Les manifestations se multiplient autour du Rectorat, bloquant régulièrement le centre de Limoges, mais aussi à Saint-Léonard-de-Noblat et à Saint-Sulpice-Laurière (87) jusqu’au fin fond de la Creuse. Menées par les syndicats, les associations de parents d’élèves, les élus, les étudiants, elles ont pour thème l’opposition à la mise en place pour la rentrée 2012 d’une carte scolaire très contestée. Hormis les suppressions de postes – 258 au total –, la fermeture programmée de deux établissements aura focalisé tous les mécontentements, provoquant dans la seconde quinzaine de janvier d’importants mouvements de foules. Au point qu’inquiète de la tournure prise par cette contestation générale, l’Académie de Limoges accepte de revoir sa copie.

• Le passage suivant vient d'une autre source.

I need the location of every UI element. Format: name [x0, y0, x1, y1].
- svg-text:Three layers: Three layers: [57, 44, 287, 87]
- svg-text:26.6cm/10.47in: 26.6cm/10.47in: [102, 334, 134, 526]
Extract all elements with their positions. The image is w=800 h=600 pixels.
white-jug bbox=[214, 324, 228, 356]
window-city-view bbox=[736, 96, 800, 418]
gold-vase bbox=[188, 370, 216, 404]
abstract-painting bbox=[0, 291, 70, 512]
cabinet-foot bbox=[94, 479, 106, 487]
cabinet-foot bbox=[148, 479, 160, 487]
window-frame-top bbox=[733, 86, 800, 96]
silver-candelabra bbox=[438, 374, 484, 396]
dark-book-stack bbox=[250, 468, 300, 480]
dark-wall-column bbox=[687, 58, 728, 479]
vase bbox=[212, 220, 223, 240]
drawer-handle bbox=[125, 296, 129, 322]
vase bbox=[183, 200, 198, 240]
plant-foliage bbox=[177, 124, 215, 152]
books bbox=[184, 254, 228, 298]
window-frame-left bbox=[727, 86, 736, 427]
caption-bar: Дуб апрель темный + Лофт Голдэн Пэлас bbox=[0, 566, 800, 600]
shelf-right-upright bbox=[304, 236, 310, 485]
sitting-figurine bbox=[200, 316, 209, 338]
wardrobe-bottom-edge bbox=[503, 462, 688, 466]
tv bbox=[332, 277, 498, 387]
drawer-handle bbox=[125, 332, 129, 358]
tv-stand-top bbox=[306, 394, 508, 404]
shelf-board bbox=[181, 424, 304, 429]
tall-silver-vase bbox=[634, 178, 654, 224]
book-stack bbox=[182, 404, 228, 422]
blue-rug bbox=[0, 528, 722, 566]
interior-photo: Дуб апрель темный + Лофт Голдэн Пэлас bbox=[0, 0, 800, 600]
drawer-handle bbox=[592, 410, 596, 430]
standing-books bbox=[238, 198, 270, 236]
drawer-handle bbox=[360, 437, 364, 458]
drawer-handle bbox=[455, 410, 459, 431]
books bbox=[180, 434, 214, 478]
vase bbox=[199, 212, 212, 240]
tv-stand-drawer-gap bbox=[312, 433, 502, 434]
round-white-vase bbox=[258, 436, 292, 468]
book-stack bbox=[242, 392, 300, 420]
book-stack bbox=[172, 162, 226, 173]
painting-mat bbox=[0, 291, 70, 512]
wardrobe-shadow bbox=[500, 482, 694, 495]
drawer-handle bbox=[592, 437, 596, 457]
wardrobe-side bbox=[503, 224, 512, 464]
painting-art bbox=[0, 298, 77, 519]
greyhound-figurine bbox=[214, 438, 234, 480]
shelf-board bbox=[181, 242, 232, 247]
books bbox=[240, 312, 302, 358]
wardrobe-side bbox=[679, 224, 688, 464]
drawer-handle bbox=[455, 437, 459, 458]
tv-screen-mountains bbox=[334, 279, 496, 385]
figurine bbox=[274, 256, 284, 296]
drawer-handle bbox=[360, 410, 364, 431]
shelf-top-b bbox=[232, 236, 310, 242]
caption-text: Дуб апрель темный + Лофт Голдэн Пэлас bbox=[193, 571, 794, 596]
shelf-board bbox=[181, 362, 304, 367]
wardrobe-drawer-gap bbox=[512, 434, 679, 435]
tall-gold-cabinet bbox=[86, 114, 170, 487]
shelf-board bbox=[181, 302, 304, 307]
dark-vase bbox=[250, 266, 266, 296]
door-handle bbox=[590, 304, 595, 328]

Maintien des suppressions de postes - « Les sites concernés resteront ouverts pour la prochaine rentrée, dévoile Mme Delage, responsable communication du Rectorat, et ils accueilleront bel et bien des élèves. Par contre, les suppressions de postes seront maintenues, – 131 dans le premier degré, 127 dans le second – du moins à l’heure où nous parlons.. »

Etaient menacés le lycée professionnel limougeaud (Mas Jambot – 306 élèves) formant aux métiers du bâtiment, et l’établissement régional d’enseignement adapté (ERA) de Meymac en Corrèze avec 94 élèves en internat. S’y ajoutait la disparition du cursus littéraire du lycée de St.Léonard, qui, pour les mêmes raisons, sera également maintenu.

Avenir en suspens - « Le recteur est revenu sur sa décision suite à plusieurs tables rondes et consultations, souligne la responsable, et non à cause des manifestations. Mais l’avenir de ces sites reste suspendu, pour des raisons structurelles, notamment pour celui de Limoges qui est appelé à faire partie d’un pôle formation en déplaçant ses classes vers le Lycée Maryse Bastié. »

Ce recul ne désarme pas pour autant les opposants à la carte scolaire, qui, depuis, continuent leur mouvement. Le 31 janvier, 7 enseignants sur 10 avaient cessé leur travail, et à Bessines ou Veyrac, les écoles et collèges étaient occupées quelques jours plus tard par des parents très remontés. L’agitation devrait se poursuivre et gagner du terrain dans les semaines qui viennent.